LONDON: Britain's Prince Philip has said he is "deeply sorry" about the injury suffered by a woman in a car crash he was involved in over a week ago, according to a report in the Sunday Mirror.
The newspaper published a copy of a letter written by the 97-year-old royal to Emma Fairweather, who broke her wrist when the Kia she was in collided with the prince's Land Rover.
"I would like you to know how very sorry I am for my part in the accident... I can only imagine that I failed to see the car coming, and I am very contrite about the consequences," said the letter, signed by Philip in blue pen.
The crash, which left the prince's vehicle on its side, happened as he pulled out of a side road onto a busy main road near the royal country residence in Norfolk, eastern England.
Philip was uninjured in the January 17 accident, while the driver of the Kia sustained cuts to the knee.
Fairweather, a passenger in the Kia, had complained to the Sunday Mirror last weekend that she had not received an apology from the prince.
"I was somewhat shaken after the accident, but I was greatly relieved that none of you were seriously injured," said Philip in the letter dated January 21, according to this Sunday's report.
"I have since learned that you suffered a broken arm. I am deeply sorry about this injury."
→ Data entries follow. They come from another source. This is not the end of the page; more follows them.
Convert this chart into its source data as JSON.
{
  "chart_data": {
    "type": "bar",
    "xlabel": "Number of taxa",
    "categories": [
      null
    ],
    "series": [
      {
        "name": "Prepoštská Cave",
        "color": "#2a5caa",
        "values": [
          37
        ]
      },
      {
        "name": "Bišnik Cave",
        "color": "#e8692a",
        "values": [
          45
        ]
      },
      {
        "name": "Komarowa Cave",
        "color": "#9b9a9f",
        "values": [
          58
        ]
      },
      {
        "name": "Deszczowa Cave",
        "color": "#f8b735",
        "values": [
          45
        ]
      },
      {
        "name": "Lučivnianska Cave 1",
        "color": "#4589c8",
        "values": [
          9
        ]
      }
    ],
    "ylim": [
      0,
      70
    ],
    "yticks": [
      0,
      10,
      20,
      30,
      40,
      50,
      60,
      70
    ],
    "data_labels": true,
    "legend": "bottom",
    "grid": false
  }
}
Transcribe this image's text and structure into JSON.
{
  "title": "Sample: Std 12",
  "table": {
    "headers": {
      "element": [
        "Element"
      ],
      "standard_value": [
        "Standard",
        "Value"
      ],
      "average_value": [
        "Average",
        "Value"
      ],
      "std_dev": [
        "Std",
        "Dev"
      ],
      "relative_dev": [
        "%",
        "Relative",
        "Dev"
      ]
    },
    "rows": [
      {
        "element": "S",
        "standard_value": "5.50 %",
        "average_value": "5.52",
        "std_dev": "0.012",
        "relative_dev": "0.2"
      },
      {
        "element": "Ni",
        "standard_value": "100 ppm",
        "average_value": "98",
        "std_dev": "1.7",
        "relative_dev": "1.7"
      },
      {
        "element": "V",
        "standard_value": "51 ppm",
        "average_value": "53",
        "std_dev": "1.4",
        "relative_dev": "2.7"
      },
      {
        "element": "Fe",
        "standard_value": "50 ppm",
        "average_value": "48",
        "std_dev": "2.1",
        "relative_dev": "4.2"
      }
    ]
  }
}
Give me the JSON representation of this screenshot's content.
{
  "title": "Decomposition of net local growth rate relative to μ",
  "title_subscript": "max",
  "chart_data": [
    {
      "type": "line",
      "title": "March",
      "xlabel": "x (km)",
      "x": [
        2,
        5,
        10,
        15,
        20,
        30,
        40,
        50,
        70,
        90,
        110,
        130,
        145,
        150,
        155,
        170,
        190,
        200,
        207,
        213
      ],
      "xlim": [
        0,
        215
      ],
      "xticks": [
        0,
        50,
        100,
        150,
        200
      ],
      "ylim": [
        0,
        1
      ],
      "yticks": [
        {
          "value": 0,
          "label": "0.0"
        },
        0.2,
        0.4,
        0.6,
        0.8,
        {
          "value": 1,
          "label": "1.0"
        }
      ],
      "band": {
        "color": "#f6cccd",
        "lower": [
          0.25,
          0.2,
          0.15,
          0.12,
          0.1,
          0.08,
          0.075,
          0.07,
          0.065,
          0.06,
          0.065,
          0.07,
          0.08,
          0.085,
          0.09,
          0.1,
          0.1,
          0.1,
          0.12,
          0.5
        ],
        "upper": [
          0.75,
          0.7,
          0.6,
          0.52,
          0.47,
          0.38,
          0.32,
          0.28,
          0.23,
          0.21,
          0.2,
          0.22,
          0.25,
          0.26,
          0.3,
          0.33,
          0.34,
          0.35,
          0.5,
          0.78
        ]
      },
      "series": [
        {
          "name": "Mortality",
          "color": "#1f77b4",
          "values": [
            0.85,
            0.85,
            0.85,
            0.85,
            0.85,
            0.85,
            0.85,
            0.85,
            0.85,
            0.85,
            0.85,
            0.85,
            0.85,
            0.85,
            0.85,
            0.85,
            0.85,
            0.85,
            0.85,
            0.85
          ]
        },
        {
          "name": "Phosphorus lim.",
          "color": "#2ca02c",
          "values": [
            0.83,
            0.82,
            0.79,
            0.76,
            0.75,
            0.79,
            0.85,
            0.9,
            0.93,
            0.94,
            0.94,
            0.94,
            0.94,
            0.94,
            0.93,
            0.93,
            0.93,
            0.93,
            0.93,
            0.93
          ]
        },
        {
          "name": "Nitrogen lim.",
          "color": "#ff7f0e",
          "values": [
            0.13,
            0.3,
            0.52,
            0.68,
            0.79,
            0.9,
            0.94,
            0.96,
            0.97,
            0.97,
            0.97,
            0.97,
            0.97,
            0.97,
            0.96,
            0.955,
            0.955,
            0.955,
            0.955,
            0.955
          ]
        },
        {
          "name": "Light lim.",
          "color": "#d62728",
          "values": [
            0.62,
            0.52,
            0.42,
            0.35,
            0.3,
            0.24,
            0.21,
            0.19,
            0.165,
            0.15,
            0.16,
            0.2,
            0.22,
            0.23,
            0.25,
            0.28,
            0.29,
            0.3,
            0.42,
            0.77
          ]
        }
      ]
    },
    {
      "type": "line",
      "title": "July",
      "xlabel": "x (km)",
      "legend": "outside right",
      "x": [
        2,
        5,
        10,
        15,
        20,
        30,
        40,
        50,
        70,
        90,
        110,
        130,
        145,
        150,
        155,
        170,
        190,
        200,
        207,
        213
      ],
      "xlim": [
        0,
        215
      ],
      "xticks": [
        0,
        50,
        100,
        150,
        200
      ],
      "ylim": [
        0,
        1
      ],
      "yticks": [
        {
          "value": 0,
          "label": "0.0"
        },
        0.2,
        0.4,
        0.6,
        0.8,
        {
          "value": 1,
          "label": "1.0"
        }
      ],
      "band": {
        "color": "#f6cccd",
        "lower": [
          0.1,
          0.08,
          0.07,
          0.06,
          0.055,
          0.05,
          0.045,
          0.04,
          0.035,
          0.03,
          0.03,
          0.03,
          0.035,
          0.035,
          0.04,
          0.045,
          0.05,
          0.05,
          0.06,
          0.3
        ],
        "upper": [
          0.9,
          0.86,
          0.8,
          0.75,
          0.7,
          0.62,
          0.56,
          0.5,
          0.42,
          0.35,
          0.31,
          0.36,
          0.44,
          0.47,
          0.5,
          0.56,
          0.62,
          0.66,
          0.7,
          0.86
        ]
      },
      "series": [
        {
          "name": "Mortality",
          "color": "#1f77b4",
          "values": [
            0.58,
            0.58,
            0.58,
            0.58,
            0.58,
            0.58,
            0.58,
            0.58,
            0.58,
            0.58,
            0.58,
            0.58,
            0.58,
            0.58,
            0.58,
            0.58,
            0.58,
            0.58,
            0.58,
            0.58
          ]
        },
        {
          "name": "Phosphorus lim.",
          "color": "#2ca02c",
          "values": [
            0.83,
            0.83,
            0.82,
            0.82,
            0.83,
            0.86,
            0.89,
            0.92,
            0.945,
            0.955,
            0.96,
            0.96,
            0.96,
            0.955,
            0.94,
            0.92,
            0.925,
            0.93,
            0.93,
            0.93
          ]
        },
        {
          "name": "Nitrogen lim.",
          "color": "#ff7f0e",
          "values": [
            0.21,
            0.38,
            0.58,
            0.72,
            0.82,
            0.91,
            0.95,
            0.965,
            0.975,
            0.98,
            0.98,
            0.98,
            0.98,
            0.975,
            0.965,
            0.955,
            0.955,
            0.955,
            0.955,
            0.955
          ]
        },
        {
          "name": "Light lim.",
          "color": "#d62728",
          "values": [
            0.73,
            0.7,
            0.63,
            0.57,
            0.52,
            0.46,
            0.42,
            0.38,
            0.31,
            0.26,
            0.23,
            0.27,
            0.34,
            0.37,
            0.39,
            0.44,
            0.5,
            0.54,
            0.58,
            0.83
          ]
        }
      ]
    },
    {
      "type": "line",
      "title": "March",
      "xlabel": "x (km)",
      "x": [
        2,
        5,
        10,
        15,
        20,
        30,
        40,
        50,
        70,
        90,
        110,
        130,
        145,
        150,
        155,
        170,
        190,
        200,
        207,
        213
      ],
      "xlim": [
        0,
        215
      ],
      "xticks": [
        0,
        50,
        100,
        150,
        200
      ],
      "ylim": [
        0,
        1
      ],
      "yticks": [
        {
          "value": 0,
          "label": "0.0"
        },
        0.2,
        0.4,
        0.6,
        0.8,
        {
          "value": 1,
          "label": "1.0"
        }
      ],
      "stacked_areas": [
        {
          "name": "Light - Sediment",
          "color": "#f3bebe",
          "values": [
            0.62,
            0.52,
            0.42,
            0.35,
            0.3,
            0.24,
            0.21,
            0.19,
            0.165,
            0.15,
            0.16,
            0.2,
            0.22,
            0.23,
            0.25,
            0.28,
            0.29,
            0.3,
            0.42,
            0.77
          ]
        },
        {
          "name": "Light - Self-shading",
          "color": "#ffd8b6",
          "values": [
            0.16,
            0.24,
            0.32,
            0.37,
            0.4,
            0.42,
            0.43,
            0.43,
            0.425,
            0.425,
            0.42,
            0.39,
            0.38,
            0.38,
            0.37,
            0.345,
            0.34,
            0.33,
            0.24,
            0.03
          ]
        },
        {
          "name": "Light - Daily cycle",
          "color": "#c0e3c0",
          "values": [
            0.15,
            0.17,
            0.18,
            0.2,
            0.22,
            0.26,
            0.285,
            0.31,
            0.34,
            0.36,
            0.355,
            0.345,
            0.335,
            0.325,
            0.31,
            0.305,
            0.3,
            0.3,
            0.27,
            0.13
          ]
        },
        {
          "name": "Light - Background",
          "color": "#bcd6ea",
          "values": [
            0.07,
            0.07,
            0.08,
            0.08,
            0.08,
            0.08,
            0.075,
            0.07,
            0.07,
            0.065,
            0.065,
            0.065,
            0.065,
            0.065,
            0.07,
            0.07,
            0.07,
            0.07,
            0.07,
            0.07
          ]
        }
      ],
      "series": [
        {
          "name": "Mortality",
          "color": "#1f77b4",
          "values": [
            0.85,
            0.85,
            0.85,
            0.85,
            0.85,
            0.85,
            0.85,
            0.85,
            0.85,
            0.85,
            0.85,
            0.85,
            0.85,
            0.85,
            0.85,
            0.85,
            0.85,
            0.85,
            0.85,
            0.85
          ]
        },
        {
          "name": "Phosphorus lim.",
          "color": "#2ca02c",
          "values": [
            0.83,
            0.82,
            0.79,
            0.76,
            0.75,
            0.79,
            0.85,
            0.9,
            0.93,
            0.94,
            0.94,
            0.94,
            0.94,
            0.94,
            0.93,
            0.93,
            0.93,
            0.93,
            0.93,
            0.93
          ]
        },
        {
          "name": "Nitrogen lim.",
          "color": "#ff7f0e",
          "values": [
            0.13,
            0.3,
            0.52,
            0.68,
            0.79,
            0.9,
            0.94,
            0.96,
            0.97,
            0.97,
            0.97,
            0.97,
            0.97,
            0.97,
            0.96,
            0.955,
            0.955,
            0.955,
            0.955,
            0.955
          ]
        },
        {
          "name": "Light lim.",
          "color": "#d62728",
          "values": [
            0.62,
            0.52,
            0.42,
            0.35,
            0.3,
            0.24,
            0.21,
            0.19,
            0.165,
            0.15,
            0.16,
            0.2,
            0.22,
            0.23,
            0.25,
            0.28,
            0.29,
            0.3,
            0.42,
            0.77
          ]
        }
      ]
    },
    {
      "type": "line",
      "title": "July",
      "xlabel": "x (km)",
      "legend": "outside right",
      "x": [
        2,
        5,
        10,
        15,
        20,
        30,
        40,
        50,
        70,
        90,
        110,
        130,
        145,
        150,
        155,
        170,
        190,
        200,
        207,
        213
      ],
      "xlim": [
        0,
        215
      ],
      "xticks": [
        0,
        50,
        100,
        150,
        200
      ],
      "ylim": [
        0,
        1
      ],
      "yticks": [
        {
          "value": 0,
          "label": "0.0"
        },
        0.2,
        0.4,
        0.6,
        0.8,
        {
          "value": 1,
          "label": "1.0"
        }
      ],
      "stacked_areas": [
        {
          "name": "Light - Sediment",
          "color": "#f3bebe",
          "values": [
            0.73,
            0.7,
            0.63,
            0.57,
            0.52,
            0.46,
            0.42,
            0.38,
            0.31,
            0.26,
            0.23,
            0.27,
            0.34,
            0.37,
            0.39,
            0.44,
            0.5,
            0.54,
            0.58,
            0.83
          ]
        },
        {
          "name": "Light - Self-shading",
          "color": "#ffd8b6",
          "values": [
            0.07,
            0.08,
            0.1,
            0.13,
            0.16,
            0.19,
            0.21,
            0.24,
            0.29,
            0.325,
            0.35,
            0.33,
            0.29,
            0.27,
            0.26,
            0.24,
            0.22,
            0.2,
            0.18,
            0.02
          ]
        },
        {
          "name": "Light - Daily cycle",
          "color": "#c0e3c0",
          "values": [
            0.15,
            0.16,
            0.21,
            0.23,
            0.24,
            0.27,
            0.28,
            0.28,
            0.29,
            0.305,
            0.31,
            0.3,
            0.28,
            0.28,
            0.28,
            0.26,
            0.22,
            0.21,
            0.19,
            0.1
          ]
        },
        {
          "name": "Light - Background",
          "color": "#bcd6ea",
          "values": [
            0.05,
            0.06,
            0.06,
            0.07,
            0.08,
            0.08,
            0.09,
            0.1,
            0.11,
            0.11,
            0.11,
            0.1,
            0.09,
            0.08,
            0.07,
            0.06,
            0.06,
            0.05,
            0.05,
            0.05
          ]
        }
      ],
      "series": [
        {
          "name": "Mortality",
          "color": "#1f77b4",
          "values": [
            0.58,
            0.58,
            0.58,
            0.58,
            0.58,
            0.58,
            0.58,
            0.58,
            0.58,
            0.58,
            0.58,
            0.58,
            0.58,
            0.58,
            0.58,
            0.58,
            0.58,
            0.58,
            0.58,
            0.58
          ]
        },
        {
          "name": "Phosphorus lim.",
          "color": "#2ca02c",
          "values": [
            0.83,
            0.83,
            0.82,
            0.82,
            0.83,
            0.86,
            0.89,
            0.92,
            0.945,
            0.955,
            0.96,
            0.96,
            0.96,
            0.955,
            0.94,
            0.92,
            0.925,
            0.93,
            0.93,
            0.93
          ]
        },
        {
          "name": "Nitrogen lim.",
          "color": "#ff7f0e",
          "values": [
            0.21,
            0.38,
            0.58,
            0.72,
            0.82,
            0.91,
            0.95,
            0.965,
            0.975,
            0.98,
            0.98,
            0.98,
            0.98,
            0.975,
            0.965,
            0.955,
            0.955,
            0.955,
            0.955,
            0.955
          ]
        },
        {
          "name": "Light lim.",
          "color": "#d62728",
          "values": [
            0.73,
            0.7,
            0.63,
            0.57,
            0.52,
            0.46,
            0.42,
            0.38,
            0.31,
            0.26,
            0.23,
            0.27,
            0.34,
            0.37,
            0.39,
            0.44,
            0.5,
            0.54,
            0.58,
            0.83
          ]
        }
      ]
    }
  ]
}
Philip, known for his forthright manner and off-colour jokes, retired from public life in 2017 and underwent a hip replacement operation last April.
The accident stirred up what The Sun described as Britain's "age-old debate" about whether and when the elderly should give up driving.
Images published the weekend following the crash appeared to show the prince behind the wheel of a replacement Land Rover Freelander on his wife Queen Elizabeth II's private Sandringham estate.